Monday’s regional committee meeting was pitched as a networking event, and a taste of things to come from the NYCGPA at large. Around 50 people were in attendance, including local cannabis farmers that have already received their licenses, local elected officials, and people interested in entering the cannabis industry as processors or retailers.
NYCGPA defines itself as a “big tent industry trade association,” meaning that it represents processors and retailers in addition to cannabis farmers, as well as the nascent state industries prospective license-holders in all these categories.
Brian Batrowny, Chair of the Southern Tier Regional Committee, emphasized on Monday that, “We’re not multimillionaires. We’re not multistate. We’re not Trulieve or Green Thumb industries. We’re not publicly traded entities, bringing in billions of dollars.”
Batrowny, who is from Elmira in Chemung County, said he and NYCGPA want to see the industry develop to let small businesses grow in it and benefit communities like his that have seen its local economy struggle after manufacturing declined in the last half of the 20th century.
Ithaca’s Acting Mayor Laura Lewis was in attendance on Monday primarily, she said, to better understand what business opportunities might be headed to the Ithaca market.
Recreational cannabis represents a large business opportunity for the Southern Tier and the rest of rural New York, where manufacturing and agricultural industries have either disappeared or felt the squeeze of big business.
The New York State Cannabis Control Board (CCB), the entity charged with developing the regulatory framework for New York’s cannabis industry, has prioritized granting small and mid-sized businesses and farms licenses to grow THC cannabis, much to the applause of the NYCGPA. The CCB also has also committed to doing the same for retail licenses, with a strong emphasis on social equity. The first 100 to 200 Conditional Adult Use Retail Dispensary licenses will be granted to New Yorkers that have past convictions related to cannabis, or have family members that have had convictions.
Navigating the application process for these retail licenses is a task that NYCGPA Southern Tier Committee stated on Monday that it would assist people in. While larger businesses are an inevitability in New York’s THC Cannabis market, building and ensuring the existence of this smaller network is where the association is aiming the development of its services.
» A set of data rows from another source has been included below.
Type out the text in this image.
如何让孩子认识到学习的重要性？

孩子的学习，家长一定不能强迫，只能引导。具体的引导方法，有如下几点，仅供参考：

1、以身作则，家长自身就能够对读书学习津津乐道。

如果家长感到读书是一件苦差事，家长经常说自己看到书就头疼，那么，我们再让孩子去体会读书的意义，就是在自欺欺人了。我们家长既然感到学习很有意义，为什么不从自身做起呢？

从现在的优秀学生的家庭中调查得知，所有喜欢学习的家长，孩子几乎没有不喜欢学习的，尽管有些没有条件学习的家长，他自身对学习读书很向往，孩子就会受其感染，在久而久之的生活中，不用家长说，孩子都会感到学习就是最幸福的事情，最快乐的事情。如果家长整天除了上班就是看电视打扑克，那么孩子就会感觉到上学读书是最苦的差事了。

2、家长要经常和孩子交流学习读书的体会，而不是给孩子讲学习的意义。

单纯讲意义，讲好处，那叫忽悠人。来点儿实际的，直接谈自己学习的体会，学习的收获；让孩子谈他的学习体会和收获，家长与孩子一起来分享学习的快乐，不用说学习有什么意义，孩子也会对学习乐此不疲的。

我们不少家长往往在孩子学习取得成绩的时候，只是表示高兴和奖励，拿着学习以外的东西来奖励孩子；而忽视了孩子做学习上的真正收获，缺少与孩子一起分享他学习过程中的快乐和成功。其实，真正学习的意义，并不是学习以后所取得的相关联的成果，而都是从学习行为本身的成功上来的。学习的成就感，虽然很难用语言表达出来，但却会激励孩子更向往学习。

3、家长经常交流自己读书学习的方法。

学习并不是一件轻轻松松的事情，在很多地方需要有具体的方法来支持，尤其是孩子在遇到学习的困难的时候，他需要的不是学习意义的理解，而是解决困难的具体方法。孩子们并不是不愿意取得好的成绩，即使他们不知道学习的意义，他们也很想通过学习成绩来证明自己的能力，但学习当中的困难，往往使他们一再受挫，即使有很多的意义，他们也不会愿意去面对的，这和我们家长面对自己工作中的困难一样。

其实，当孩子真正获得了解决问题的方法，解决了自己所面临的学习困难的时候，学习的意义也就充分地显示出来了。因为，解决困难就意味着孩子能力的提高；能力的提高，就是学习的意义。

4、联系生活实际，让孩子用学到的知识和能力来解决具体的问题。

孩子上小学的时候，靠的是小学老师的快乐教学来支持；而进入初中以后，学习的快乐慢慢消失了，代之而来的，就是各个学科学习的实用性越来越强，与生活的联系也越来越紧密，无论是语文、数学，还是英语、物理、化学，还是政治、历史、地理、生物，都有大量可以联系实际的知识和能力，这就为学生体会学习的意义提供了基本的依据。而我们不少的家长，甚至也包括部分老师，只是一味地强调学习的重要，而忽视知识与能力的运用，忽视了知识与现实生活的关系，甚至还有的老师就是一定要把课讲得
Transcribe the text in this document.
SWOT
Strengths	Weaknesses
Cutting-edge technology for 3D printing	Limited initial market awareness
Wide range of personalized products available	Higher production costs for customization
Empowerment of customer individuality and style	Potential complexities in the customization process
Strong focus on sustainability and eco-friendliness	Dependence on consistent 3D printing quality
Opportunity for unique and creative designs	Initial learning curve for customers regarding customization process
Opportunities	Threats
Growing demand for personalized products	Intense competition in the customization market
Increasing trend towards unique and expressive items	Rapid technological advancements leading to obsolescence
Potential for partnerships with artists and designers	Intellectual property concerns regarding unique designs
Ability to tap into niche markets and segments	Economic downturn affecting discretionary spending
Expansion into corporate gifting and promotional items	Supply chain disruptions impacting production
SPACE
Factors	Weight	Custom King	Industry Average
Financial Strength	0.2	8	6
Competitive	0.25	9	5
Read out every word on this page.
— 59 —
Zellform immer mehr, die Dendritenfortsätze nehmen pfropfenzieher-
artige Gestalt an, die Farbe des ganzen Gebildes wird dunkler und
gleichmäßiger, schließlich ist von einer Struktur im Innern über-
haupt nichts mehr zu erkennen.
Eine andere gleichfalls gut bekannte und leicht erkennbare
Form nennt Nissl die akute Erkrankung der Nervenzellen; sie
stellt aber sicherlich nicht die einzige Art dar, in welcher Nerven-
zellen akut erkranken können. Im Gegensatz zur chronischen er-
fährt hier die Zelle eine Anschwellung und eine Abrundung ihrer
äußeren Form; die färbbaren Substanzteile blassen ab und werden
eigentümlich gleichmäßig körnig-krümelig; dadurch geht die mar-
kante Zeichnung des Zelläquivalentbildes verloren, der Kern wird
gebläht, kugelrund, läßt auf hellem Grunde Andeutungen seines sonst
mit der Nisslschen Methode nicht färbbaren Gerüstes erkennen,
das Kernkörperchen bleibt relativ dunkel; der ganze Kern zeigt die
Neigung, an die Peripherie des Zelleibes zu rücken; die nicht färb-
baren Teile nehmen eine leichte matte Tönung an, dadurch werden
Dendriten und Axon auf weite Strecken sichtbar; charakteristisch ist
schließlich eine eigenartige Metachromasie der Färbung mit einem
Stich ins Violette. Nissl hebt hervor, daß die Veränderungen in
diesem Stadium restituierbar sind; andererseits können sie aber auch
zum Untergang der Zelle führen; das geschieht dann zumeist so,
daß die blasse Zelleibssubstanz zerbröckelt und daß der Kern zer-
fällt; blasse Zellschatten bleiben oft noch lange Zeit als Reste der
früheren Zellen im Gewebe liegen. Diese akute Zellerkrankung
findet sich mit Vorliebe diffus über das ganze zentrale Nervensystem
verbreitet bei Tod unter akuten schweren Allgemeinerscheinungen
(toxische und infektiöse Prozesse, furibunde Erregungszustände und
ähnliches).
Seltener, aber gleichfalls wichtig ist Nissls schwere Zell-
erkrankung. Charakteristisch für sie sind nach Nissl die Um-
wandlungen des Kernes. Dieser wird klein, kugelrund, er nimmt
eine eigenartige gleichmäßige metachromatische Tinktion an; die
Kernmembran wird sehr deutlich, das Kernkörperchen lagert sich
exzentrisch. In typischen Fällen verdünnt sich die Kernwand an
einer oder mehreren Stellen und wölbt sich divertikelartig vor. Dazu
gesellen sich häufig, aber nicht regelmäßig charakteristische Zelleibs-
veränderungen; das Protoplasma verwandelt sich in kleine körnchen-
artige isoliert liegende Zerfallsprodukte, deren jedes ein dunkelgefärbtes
As the NYCGPA Southern Tier Regional Committee Vice Chair Damien Cornwell put it on Monday, “We’re going to need more than goodwill when there’s good money” moving into the industry.
“Everything that we advocate for as an association is to help people get a foot in the door, and simply level the playing field,” NYCGPA Board Chair Allan Gandelman told the Ithaca Voice in an April interview. “I don’t think this is a situation where we have to keep big business out of cannabis in New York. That’s an unrealistic advocacy point. There’s room for giant companies, and there’s room for the mom and pop craft businesses.”
One of the organization’s strategies to level the playing field is to develop an insurance program for cannabis farmers, similar to the New York Farm Bureau.
The NYCGPA’s insurance product is still being reviewed by the state, but NYCGPA Managing Director Dan Livingston said that by creating their own program, the NYCGPA can develop a revenue stream for the organization while also filling a need for cannabis growers.
There is a lot yet to be determined for New York’s cannabis industry, like the continued roll out out of regulations, but the NYCGPA, municipalities, and small business owners are palpably excited for the future.
Livingston said, “If you give small and mid scale operators a legitimate chance to build their businesses before the big guys are given free rein over the industry, then you actually might just see the small mid scale operators in an almost unbelievable way, competing with the big guys.”